De chapeldiner is een positie die in het verleden in bioscopen bestond en alleen in theaters wordt bewaard. Het woord zelf wordt als gedeeltelijk achterhaald beschouwd, omdat een medewerker die de functies van bandmeester heeft vervuld, steeds vaker wordt vervangen door andere mensen in moderne theaters en bioscopen, en hun posities anders worden genoemd, bijvoorbeeld kaarthouders.
Wie is de kappeller
Kappeldiner is een Duits woord (zoals het geschreven is, kapeldiner), in vertaling betekent het "cappella medewerker". De bandmeester werkte in theaters en bioscopen. Ze controleerden kaartjes, hielpen het publiek hun plaats te vinden, maakten de stoelen schoon, trokken er dekens over en maakten vaak de hal schoon.
De chaplander deed niet alleen zijn werk, hij was als het ware de ziel van het publiek. Hij was altijd op de hoogte van het programma, kon vragen over acteurs en artiesten beantwoorden, iets vertellen over uitvoeringen en films of kijkers helpen hun vragen op te lossen.
De bandmeester in het theater
In het verleden was de bandmeester verantwoordelijk voor de verzorging van de muziekinstrumenten van het theater. Daarom zijn er door de bandmakers een aantal verbeteringen in het ontwerp van muziekinstrumenten aangebracht.
In het prerevolutionaire Rusland hield de bandmeester in theaters zich bezig met het controleren van de kaartjes van bezoekers, ze naar de juiste plaatsen te begeleiden en ook te letten op de naleving van de orde in de zaal.

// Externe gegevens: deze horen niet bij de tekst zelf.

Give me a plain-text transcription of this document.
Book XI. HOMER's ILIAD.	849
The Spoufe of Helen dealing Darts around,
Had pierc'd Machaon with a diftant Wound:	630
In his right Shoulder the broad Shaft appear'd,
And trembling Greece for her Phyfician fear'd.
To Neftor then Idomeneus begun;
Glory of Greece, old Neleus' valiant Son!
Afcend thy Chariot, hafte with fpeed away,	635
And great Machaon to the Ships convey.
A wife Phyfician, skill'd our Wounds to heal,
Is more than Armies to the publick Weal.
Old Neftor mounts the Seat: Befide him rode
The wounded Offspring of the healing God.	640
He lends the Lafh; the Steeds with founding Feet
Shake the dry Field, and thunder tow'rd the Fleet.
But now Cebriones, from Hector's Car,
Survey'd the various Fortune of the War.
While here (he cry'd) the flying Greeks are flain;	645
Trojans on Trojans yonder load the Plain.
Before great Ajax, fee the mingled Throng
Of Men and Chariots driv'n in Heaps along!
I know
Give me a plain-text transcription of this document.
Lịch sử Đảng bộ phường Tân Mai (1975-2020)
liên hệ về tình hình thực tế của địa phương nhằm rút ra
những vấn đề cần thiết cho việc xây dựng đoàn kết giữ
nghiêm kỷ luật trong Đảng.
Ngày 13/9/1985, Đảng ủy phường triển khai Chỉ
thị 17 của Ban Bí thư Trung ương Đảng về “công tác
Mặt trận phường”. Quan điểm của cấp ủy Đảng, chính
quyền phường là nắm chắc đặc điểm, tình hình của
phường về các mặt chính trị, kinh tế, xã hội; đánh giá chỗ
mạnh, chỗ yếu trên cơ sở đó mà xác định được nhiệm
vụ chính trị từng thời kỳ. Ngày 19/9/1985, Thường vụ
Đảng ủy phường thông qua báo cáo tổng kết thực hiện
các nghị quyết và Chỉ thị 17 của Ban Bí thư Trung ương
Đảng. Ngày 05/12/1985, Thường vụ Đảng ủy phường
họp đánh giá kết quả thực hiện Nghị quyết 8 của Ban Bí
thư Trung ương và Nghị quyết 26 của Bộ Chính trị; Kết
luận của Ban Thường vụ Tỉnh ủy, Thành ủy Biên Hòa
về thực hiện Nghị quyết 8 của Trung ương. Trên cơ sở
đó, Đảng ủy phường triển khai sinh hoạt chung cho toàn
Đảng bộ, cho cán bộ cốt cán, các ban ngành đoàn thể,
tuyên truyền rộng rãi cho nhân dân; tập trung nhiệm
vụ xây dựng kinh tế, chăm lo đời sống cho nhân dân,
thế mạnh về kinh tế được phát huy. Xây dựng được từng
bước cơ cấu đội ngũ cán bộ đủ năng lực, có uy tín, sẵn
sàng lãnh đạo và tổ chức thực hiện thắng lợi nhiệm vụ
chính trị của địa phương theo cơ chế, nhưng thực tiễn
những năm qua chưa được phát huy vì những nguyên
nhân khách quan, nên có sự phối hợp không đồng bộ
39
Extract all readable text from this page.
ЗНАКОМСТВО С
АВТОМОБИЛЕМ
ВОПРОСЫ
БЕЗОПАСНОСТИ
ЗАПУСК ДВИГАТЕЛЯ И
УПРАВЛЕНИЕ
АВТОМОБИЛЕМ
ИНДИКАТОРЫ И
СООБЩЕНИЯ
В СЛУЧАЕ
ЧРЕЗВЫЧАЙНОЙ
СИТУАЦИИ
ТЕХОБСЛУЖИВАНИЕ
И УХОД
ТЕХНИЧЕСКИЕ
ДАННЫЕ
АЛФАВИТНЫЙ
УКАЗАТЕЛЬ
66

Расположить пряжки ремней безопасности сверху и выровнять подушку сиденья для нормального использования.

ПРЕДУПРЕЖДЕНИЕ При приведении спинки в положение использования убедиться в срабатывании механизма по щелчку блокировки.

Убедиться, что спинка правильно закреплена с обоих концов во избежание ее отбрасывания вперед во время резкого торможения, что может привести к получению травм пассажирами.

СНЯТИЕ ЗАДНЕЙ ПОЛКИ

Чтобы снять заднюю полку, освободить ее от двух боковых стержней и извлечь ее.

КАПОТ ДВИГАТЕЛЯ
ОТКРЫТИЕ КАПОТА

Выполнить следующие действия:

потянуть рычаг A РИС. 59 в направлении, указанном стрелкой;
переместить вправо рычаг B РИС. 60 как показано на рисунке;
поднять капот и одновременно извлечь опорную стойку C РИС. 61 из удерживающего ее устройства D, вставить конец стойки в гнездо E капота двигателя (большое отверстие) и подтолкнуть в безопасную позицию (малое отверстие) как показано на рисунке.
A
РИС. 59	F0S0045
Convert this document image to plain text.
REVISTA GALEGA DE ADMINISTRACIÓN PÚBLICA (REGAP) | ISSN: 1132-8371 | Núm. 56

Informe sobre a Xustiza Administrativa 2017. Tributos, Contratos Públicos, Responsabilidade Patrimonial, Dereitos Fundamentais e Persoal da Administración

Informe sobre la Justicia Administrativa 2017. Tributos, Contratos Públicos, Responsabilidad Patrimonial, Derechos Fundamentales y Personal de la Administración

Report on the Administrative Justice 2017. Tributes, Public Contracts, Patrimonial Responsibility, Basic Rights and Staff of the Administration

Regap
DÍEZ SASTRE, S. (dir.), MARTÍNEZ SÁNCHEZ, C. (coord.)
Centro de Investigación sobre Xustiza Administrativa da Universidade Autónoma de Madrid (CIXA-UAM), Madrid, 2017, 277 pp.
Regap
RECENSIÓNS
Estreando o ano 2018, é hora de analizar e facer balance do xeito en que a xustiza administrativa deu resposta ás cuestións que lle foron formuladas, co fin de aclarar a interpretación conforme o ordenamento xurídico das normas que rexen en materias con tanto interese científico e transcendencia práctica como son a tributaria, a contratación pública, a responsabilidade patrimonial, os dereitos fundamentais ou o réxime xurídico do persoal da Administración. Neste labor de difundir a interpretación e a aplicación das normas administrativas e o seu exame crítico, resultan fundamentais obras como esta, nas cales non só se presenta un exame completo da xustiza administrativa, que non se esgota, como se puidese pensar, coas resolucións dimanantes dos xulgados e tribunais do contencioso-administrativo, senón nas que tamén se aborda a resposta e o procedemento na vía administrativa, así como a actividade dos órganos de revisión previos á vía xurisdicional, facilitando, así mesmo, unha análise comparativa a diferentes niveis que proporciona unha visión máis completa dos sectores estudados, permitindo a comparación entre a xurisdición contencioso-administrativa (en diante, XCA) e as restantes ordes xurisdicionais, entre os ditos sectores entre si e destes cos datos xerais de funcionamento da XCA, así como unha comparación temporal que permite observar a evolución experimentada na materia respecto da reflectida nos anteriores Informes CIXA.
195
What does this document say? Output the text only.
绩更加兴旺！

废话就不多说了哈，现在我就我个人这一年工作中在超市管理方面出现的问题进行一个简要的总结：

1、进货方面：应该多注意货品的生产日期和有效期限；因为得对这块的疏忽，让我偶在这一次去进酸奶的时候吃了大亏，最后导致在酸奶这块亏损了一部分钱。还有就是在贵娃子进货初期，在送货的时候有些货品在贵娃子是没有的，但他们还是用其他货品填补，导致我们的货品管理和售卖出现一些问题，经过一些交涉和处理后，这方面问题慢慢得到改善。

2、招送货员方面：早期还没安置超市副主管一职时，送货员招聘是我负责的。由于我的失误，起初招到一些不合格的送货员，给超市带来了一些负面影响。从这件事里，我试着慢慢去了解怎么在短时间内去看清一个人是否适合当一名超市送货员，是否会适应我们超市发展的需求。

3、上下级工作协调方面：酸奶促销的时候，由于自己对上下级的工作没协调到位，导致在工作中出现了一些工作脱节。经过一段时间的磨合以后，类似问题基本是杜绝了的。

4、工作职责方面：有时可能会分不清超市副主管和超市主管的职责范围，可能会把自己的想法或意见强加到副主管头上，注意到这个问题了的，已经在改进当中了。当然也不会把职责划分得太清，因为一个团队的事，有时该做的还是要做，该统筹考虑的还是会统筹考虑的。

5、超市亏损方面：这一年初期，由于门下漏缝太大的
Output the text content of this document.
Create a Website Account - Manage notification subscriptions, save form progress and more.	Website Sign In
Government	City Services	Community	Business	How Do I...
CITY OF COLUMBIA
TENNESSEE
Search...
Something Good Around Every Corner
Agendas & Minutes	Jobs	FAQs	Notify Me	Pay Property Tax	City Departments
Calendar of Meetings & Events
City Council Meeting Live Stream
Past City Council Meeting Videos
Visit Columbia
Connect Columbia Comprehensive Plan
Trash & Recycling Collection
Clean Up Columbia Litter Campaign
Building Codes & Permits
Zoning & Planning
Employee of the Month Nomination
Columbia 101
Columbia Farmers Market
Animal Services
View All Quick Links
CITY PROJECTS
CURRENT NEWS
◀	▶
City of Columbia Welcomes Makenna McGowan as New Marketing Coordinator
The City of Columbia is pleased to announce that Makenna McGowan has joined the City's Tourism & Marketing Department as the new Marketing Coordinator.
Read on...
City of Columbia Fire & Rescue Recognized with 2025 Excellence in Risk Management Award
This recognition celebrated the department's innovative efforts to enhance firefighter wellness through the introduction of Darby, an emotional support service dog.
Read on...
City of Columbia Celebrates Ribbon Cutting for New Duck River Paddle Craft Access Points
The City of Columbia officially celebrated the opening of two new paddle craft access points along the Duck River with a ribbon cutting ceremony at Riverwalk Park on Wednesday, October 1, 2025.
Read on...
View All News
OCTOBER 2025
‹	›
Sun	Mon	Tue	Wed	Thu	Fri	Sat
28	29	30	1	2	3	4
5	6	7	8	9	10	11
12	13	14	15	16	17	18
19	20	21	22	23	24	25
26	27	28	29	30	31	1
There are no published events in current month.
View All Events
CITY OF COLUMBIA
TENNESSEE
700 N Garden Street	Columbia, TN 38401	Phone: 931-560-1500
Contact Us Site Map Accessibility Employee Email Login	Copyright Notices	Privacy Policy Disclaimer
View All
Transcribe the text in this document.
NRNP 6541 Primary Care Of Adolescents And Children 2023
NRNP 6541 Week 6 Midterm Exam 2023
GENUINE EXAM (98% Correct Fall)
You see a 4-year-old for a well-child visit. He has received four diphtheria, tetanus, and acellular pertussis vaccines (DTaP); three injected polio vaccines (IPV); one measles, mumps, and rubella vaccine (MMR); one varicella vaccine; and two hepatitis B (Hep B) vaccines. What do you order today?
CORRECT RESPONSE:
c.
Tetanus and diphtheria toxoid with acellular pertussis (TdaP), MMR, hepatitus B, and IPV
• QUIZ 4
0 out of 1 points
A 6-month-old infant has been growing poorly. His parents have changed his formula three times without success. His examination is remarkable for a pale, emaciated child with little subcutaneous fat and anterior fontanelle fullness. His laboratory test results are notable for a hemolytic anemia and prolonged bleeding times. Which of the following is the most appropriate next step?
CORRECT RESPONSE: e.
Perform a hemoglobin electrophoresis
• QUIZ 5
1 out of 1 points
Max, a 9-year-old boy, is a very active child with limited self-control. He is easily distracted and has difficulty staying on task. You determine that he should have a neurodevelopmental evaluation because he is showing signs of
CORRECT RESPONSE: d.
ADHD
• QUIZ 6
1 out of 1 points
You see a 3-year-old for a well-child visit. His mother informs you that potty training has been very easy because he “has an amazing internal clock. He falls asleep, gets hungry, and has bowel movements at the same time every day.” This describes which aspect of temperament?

De aanwezigheid van de bandmeester zorgde voor een bijzondere sfeer. Regelmatige bezoekers kenden de bandleden persoonlijk en begroetten hen als goede vrienden.
In de moderne wereld is de functie van dirigent in sommige theaters nog steeds behouden, maar er zijn nieuwe zorgen ontstaan in deze positie: bijvoorbeeld om ervoor te zorgen dat kijkers tijdens de presentatie geen mobiele telefoons gebruiken.